Moral of the story: I’m pretty sure I have a problem. And you probably do too. But if you want to read a carefully crafted step-by-step article about how to “unplug” and maintain a “healthy relationship” with your smartphone, this is not it.
Instead, let’s talk for a few minutes about how being attached at the hip with your smartphone can actually help you excel and engage at work. Your mobile device is a tool, and the best companies are using this new “connectedness” to interface with employees like you in new and exciting ways.
The most obvious perk of being a hyper-connected employee is connecting with co-workers outside of the office.
Every job I have ever loved included some out-of-office connection time with my co-workers. Show me someone who’s disengaged and unhappy with their work, and I’ll show you someone who leaves the office Friday evening and doesn’t talk to their co-workers until Monday morning. I’m all for days off and vacations, but who says you can’t communicate ideas, thoughts, and funny cat videos with your co-workers on nights and weekends? In the pre-smartphone era, you might have waited until Monday to share the brilliant idea that came to you on Saturday morning, and by then all of your enthusiasm and positivity would have dwindled. Often, we are most creative when we are out of the office and well-rested, and having the connectivity to share an idea as it is happening leads to increased productivity and engagement at work.
Smartphones and mobile connectivity also allow you to communicate with your boss more frequently.
Having a formalized performance review with your boss annually is great, but swapping texts, emails, tweets, and instant messages in real time every day creates a much deeper level of collaboration. You can receive feedback in real-time and learn much more quickly through consistent communication. If you’re using technology to communicate with your friends and family, there is really no reason why these same methods can’t boost your communication level and relationship with your boss. If you work for a more conservative organization, you may want to ask for permission before making this leap, but this kind of communication is gaining popularity every year as more millennials enter the workforce.
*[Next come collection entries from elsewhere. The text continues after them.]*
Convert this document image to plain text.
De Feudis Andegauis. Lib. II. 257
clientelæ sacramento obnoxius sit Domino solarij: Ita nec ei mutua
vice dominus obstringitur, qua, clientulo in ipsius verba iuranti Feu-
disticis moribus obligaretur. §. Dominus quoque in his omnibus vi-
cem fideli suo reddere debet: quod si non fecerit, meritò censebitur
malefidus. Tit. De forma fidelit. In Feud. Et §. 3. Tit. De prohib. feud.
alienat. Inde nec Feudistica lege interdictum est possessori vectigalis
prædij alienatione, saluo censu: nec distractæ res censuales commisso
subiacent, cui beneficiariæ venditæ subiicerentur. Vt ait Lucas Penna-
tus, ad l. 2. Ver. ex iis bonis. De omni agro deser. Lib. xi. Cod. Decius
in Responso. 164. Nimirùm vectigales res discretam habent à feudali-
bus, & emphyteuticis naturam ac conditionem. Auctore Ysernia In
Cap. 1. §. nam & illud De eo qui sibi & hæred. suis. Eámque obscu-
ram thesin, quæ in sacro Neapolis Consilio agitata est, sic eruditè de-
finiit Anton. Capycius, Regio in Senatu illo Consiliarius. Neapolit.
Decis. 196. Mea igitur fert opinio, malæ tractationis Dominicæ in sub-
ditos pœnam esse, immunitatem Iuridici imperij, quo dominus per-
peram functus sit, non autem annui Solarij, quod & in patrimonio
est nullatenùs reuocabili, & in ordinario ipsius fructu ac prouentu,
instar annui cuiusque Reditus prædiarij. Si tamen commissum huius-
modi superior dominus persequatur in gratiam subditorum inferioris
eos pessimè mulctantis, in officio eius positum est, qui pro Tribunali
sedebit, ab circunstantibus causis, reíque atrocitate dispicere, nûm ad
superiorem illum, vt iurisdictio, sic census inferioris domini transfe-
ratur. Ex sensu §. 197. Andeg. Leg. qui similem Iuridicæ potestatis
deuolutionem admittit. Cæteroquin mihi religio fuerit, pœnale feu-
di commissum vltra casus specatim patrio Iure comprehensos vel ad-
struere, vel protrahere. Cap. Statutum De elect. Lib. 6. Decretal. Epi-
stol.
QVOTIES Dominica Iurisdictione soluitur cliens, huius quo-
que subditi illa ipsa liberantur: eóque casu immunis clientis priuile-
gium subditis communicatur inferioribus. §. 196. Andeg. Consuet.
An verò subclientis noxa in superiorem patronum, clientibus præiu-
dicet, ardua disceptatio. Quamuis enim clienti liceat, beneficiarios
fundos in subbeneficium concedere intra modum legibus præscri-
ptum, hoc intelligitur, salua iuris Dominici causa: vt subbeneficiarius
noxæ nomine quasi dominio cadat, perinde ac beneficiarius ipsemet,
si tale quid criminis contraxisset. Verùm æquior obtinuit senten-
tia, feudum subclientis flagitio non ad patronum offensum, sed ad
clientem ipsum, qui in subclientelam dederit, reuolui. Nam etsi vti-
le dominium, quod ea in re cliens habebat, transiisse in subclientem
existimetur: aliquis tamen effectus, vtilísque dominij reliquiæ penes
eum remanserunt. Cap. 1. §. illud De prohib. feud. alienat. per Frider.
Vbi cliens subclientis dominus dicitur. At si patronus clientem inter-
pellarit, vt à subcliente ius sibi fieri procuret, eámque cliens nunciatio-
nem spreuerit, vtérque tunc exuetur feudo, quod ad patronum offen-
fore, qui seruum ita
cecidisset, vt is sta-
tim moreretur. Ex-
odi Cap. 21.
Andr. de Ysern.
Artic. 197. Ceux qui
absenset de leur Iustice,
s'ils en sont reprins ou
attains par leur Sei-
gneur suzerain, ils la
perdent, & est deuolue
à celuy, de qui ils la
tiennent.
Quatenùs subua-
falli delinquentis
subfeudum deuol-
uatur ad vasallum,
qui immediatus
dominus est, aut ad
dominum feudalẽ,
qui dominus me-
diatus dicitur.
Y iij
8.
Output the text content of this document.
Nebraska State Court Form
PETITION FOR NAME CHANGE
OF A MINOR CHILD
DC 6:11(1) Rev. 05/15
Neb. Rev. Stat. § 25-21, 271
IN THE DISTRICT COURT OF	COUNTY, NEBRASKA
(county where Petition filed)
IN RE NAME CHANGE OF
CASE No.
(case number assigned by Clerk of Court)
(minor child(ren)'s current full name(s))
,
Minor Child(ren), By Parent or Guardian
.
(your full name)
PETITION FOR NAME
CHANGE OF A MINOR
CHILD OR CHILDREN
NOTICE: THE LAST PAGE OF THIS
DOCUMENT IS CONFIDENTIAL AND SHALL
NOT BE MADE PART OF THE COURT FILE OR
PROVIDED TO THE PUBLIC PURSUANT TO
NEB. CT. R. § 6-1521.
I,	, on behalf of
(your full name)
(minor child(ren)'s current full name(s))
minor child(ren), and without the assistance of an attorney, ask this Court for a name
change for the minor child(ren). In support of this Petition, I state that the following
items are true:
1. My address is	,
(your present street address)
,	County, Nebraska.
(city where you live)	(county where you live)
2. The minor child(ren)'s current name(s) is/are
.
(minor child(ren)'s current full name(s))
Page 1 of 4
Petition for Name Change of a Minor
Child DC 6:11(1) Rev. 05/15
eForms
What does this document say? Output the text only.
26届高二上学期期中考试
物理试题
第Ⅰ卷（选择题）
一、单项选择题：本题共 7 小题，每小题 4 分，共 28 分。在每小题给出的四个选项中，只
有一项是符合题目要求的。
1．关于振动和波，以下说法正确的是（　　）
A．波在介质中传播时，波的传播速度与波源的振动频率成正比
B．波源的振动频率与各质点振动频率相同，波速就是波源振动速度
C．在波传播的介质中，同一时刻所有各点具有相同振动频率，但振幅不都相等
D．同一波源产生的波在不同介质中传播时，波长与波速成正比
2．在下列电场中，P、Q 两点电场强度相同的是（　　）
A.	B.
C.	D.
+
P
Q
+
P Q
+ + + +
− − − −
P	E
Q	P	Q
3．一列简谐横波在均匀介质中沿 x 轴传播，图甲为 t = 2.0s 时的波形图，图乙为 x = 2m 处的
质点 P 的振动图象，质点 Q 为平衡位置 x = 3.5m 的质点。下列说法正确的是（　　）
Your mobile device also empowers you to collaborate with everyone from anywhere.
The number of collaboration apps that you can have in the palm of your hand is growing literally every day. While it’s great to be in the office and host organized brainstorming sessions, your schedule is likely full and you might be working remote at some point during the week. Nearly all of the productivity apps you’re using at work like Trello, Asana, Yammer, Campfire, Jive, and Slack have mobile app versions that let you participate in a discussion, share your ideas, or work with others to create a document from your device.
You can work on projects with colleagues across the country. You can survey the various cities where your company has offices to find best practices. And best of all, you can check your email and work on team projects while sitting in the sun on a beach in Santa Monica.
What do YOU think? Do you agree that using your phone at night is killing your productivity, or do you see the benefits of mobile engagement? Smartphones are getting a lot of negative press lately, and I’d love to hear your stories and thoughts on how your “other half” has perks worth noting.